It’s almost a month since graduation. I’ve watched the kids walk across the stage, written letters of recommendation to employers and graduate schools, and tried to provide moral support and advice to job hunters while celebrating the relatively large number of recent grads (compared to last year) who are gainfully employed in their field.
The NBA playoffs are over and the Dallas Mavericks won, in a shade of blue very similar to my beloved UK blue—with a Kentucky alum on the coaching staff and another in the communications office.
I went to two funerals in two days—one for a beloved colleague who died too suddenly and too soon, the other for a dear former pastor who was one of the most amazing men of God I’ve ever known.
I’ve also re-landscaped half the back yard, dealt with foundation leveling at our house, continued the archeological dig through the “junk room” we inherited, and kept vigil on a wren’s nest (with 5 babies) directly above the front door, all while trying to get caught up on sleep, swimming, and summer office work. I’m trying to brush up on my Spanish, too, for a second mission trip to Patzun Guatemala. Sometime I’ll act on the paint samples taped to the walls inside and outside the house and start painting.
It’s been a busy month of summer vacation—but I can tell this summer vacation will be too short. I still have a zillion things on my personal “to do” list, a stack of books to read (paper and e-reader), projects to finish, and I try to spend a couple of hours a day monitoring new trends and technologies in social media and communications. The learning and preparation for the next semester never takes a break.
So why am I rambling on like this? Because as much as technology has evolved and made our lives “easier,” we still have to do stuff the old fashioned way. Flower beds needed to be re-built, holes dug, plants watered and mulched. Social media couldn’t do that for me, although it could help me find good deals on plants, tools and supplies, and is helping me figure out what varmint is chewing on my Turk’s Cap plants.
Social media helped spread the word about the two fine people who died, and connected all of us with memorials and funeral arrangements while sharing fond memories.
Foundation repair still involved men digging holes, installing piers and jacking up the house, although social media helped us find recommendations and reviews of potential contractors.
Social media didn’t help me pick out paint colors, and it won’t apply the paint but it did lead me to good instructions for painting over 1960s-vintage wood paneling. And when we found a number of interesting vintage articles in the junk room, social media and the internet helped me find out the history and value of those quirky items.

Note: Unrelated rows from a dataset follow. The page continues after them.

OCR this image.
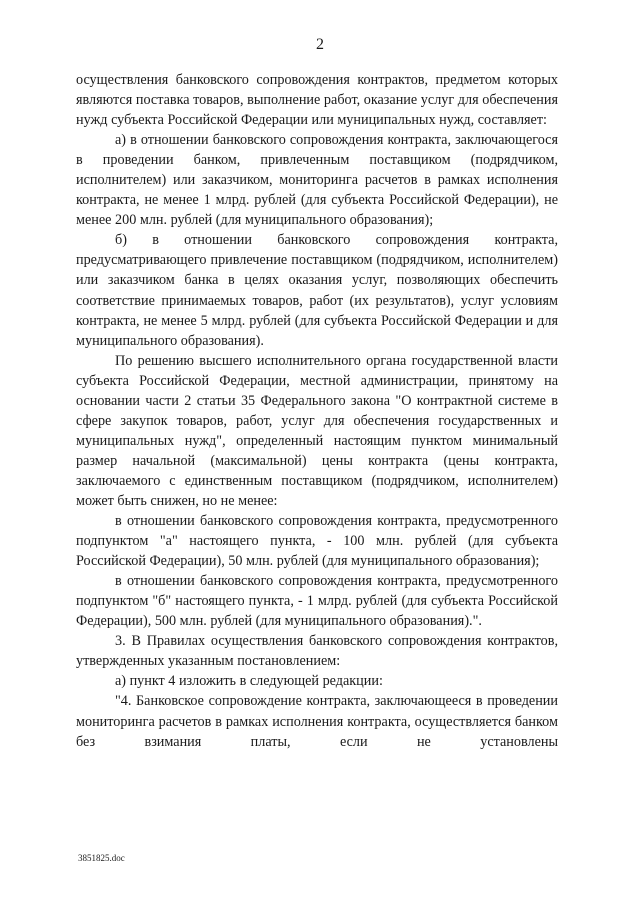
2

осуществления банковского сопровождения контрактов, предметом которых являются поставка товаров, выполнение работ, оказание услуг для обеспечения нужд субъекта Российской Федерации или муниципальных нужд, составляет:

а) в отношении банковского сопровождения контракта, заключающегося в проведении банком, привлеченным поставщиком (подрядчиком, исполнителем) или заказчиком, мониторинга расчетов в рамках исполнения контракта, не менее 1 млрд. рублей (для субъекта Российской Федерации), не менее 200 млн. рублей (для муниципального образования);

б) в отношении банковского сопровождения контракта, предусматривающего привлечение поставщиком (подрядчиком, исполнителем) или заказчиком банка в целях оказания услуг, позволяющих обеспечить соответствие принимаемых товаров, работ (их результатов), услуг условиям контракта, не менее 5 млрд. рублей (для субъекта Российской Федерации и для муниципального образования).

По решению высшего исполнительного органа государственной власти субъекта Российской Федерации, местной администрации, принятому на основании части 2 статьи 35 Федерального закона "О контрактной системе в сфере закупок товаров, работ, услуг для обеспечения государственных и муниципальных нужд", определенный настоящим пунктом минимальный размер начальной (максимальной) цены контракта (цены контракта, заключаемого с единственным поставщиком (подрядчиком, исполнителем) может быть снижен, но не менее:

в отношении банковского сопровождения контракта, предусмотренного подпунктом "а" настоящего пункта, - 100 млн. рублей (для субъекта Российской Федерации), 50 млн. рублей (для муниципального образования);

в отношении банковского сопровождения контракта, предусмотренного подпунктом "б" настоящего пункта, - 1 млрд. рублей (для субъекта Российской Федерации), 500 млн. рублей (для муниципального образования).".

3. В Правилах осуществления банковского сопровождения контрактов, утвержденных указанным постановлением:

а) пункт 4 изложить в следующей редакции:

"4. Банковское сопровождение контракта, заключающееся в проведении мониторинга расчетов в рамках исполнения контракта, осуществляется банком без взимания платы, если не установлены

3851825.doc
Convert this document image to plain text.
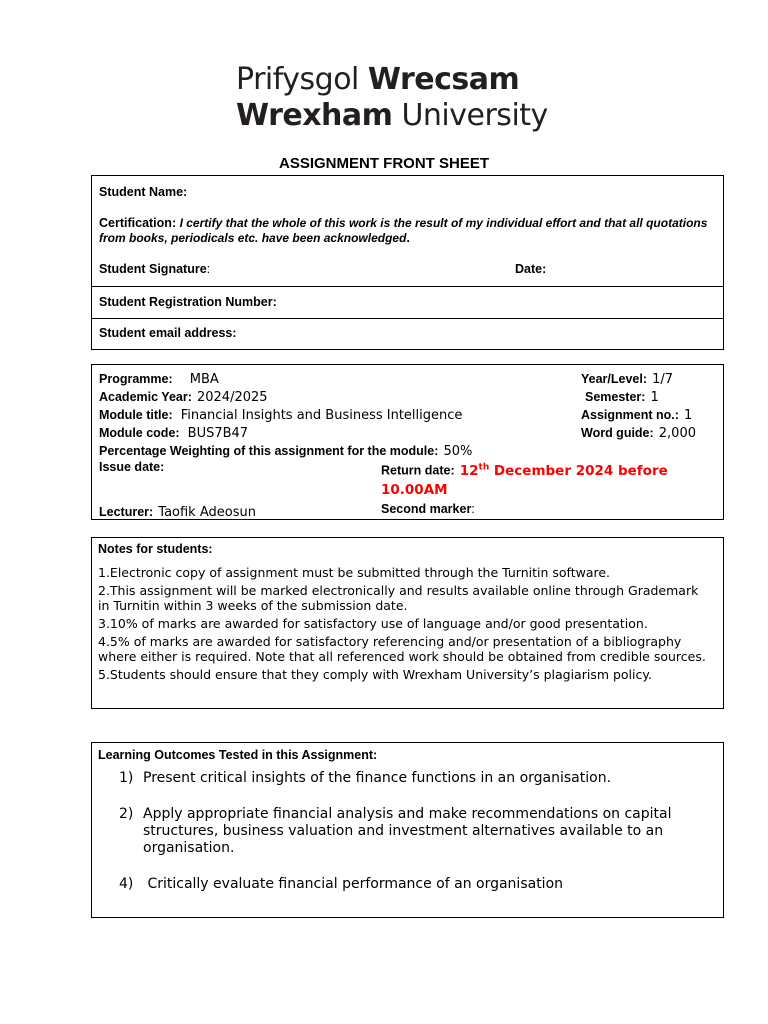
Prifysgol Wrecsam
Wrexham University
ASSIGNMENT FRONT SHEET
Student Name:
Certification: I certify that the whole of this work is the result of my individual effort and that all quotations from books, periodicals etc. have been acknowledged.
Student Signature:	Date:
Student Registration Number:
Student email address:
Programme: MBA	Year/Level: 1/7
Academic Year: 2024/2025	Semester: 1
Module title: Financial Insights and Business Intelligence	Assignment no.: 1
Module code: BUS7B47	Word guide: 2,000
Percentage Weighting of this assignment for the module: 50%
Issue date:	Return date: 12th December 2024 before
10.00AM
Lecturer: Taofik Adeosun	Second marker:
Notes for students:
1.Electronic copy of assignment must be submitted through the Turnitin software.
2.This assignment will be marked electronically and results available online through Grademark in Turnitin within 3 weeks of the submission date.
3.10% of marks are awarded for satisfactory use of language and/or good presentation.
4.5% of marks are awarded for satisfactory referencing and/or presentation of a bibliography where either is required. Note that all referenced work should be obtained from credible sources.
5.Students should ensure that they comply with Wrexham University’s plagiarism policy.
Learning Outcomes Tested in this Assignment:
1) Present critical insights of the finance functions in an organisation.
2) Apply appropriate financial analysis and make recommendations on capital structures, business valuation and investment alternatives available to an organisation.
4) Critically evaluate financial performance of an organisation
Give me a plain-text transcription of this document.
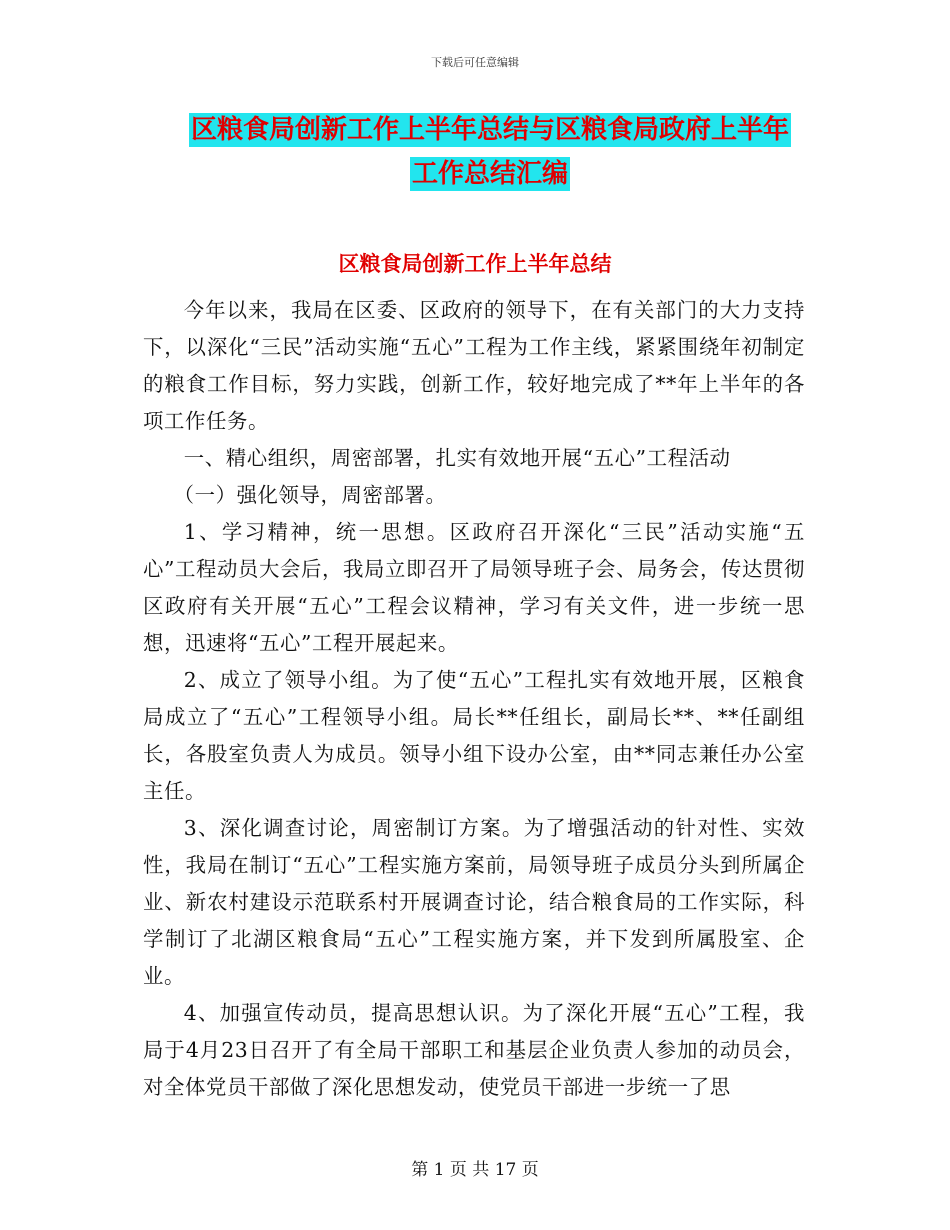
下载后可任意编辑
区粮食局创新工作上半年总结与区粮食局政府上半年
工作总结汇编
区粮食局创新工作上半年总结

今年以来，我局在区委、区政府的领导下，在有关部门的大力支持下，以深化“三民”活动实施“五心”工程为工作主线，紧紧围绕年初制定的粮食工作目标，努力实践，创新工作，较好地完成了**年上半年的各项工作任务。

一、精心组织，周密部署，扎实有效地开展“五心”工程活动

（一）强化领导，周密部署。

1、学习精神，统一思想。区政府召开深化“三民”活动实施“五心”工程动员大会后，我局立即召开了局领导班子会、局务会，传达贯彻区政府有关开展“五心”工程会议精神，学习有关文件，进一步统一思想，迅速将“五心”工程开展起来。

2、成立了领导小组。为了使“五心”工程扎实有效地开展，区粮食局成立了“五心”工程领导小组。局长**任组长，副局长**、**任副组长，各股室负责人为成员。领导小组下设办公室，由**同志兼任办公室主任。

3、深化调查讨论，周密制订方案。为了增强活动的针对性、实效性，我局在制订“五心”工程实施方案前，局领导班子成员分头到所属企业、新农村建设示范联系村开展调查讨论，结合粮食局的工作实际，科学制订了北湖区粮食局“五心”工程实施方案，并下发到所属股室、企业。

4、加强宣传动员，提高思想认识。为了深化开展“五心”工程，我局于4月23日召开了有全局干部职工和基层企业负责人参加的动员会，对全体党员干部做了深化思想发动，使党员干部进一步统一了思

第 1 页 共 17 页
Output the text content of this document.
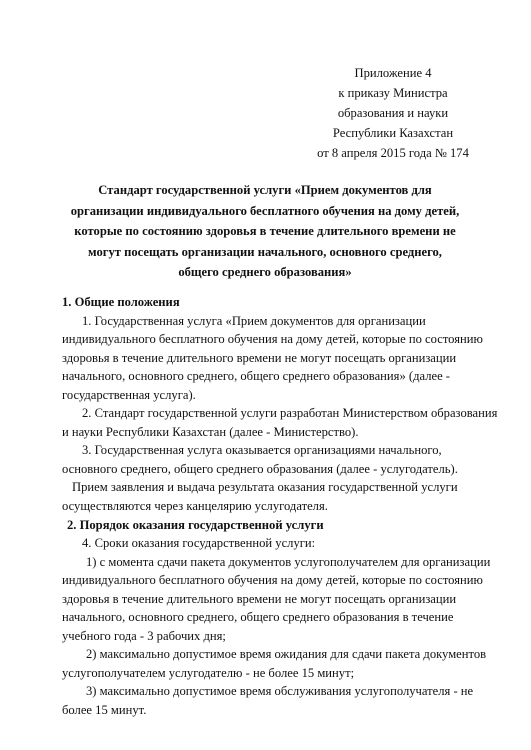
Приложение 4
к приказу Министра
образования и науки
Республики Казахстан
от 8 апреля 2015 года № 174
Стандарт государственной услуги «Прием документов для
организации индивидуального бесплатного обучения на дому детей,
которые по состоянию здоровья в течение длительного времени не
могут посещать организации начального, основного среднего,
общего среднего образования»
1. Общие положения
1. Государственная услуга «Прием документов для организации
индивидуального бесплатного обучения на дому детей, которые по состоянию
здоровья в течение длительного времени не могут посещать организации
начального, основного среднего, общего среднего образования» (далее -
государственная услуга).
2. Стандарт государственной услуги разработан Министерством образования
и науки Республики Казахстан (далее - Министерство).
3. Государственная услуга оказывается организациями начального,
основного среднего, общего среднего образования (далее - услугодатель).
Прием заявления и выдача результата оказания государственной услуги
осуществляются через канцелярию услугодателя.
2. Порядок оказания государственной услуги
4. Сроки оказания государственной услуги:
1) с момента сдачи пакета документов услугополучателем для организации
индивидуального бесплатного обучения на дому детей, которые по состоянию
здоровья в течение длительного времени не могут посещать организации
начального, основного среднего, общего среднего образования в течение
учебного года - 3 рабочих дня;
2) максимально допустимое время ожидания для сдачи пакета документов
услугополучателем услугодателю - не более 15 минут;
3) максимально допустимое время обслуживания услугополучателя - не
более 15 минут.
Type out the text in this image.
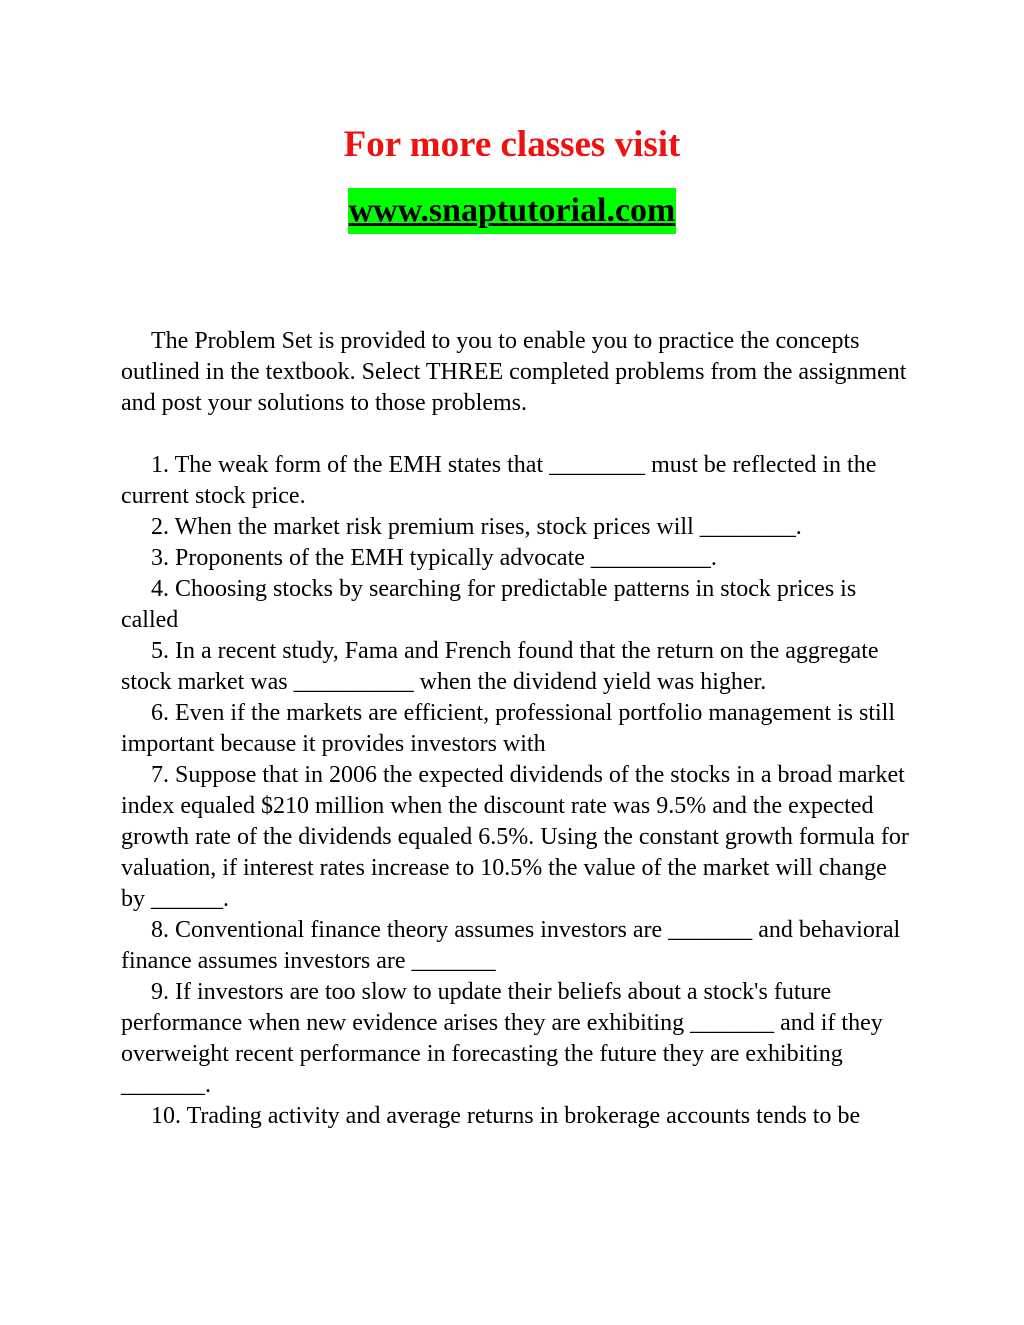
For more classes visit
www.snaptutorial.com

The Problem Set is provided to you to enable you to practice the concepts outlined in the textbook. Select THREE completed problems from the assignment and post your solutions to those problems.

1. The weak form of the EMH states that ________ must be reflected in the current stock price.

2. When the market risk premium rises, stock prices will ________.

3. Proponents of the EMH typically advocate __________.

4. Choosing stocks by searching for predictable patterns in stock prices is called

5. In a recent study, Fama and French found that the return on the aggregate stock market was __________ when the dividend yield was higher.

6. Even if the markets are efficient, professional portfolio management is still important because it provides investors with

7. Suppose that in 2006 the expected dividends of the stocks in a broad market index equaled $210 million when the discount rate was 9.5% and the expected growth rate of the dividends equaled 6.5%. Using the constant growth formula for valuation, if interest rates increase to 10.5% the value of the market will change by ______.

8. Conventional finance theory assumes investors are _______ and behavioral finance assumes investors are _______

9. If investors are too slow to update their beliefs about a stock's future performance when new evidence arises they are exhibiting _______ and if they overweight recent performance in forecasting the future they are exhibiting _______.

10. Trading activity and average returns in brokerage accounts tends to be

Social media is making it easier for me to keep up with trends and bookmark source material for my fall classes, which I’ll start planning in August when I return from Guatemala. Social media is also helping me locate donated school supplies to take to Guatemala, and to connect with those group members I don’t know yet. Coffee Break Spanish Podcasts are a big help in refreshing my bad Spanish.
Social media connected me with a local bird expert who reassured me the wrens wouldn’t abandon the nest as long as we minimized our time on the porch.
I could go on and on about how social media is useful in my everyday life. It’s not just for marketers, not just for sharing party pictures, and not just for sharing links to articles I want my students to read. In my life, at least, social media and the internet have become my “go to” sources for the mundane as well as the more exciting aspects of my life.
How are you using social media for your everyday life?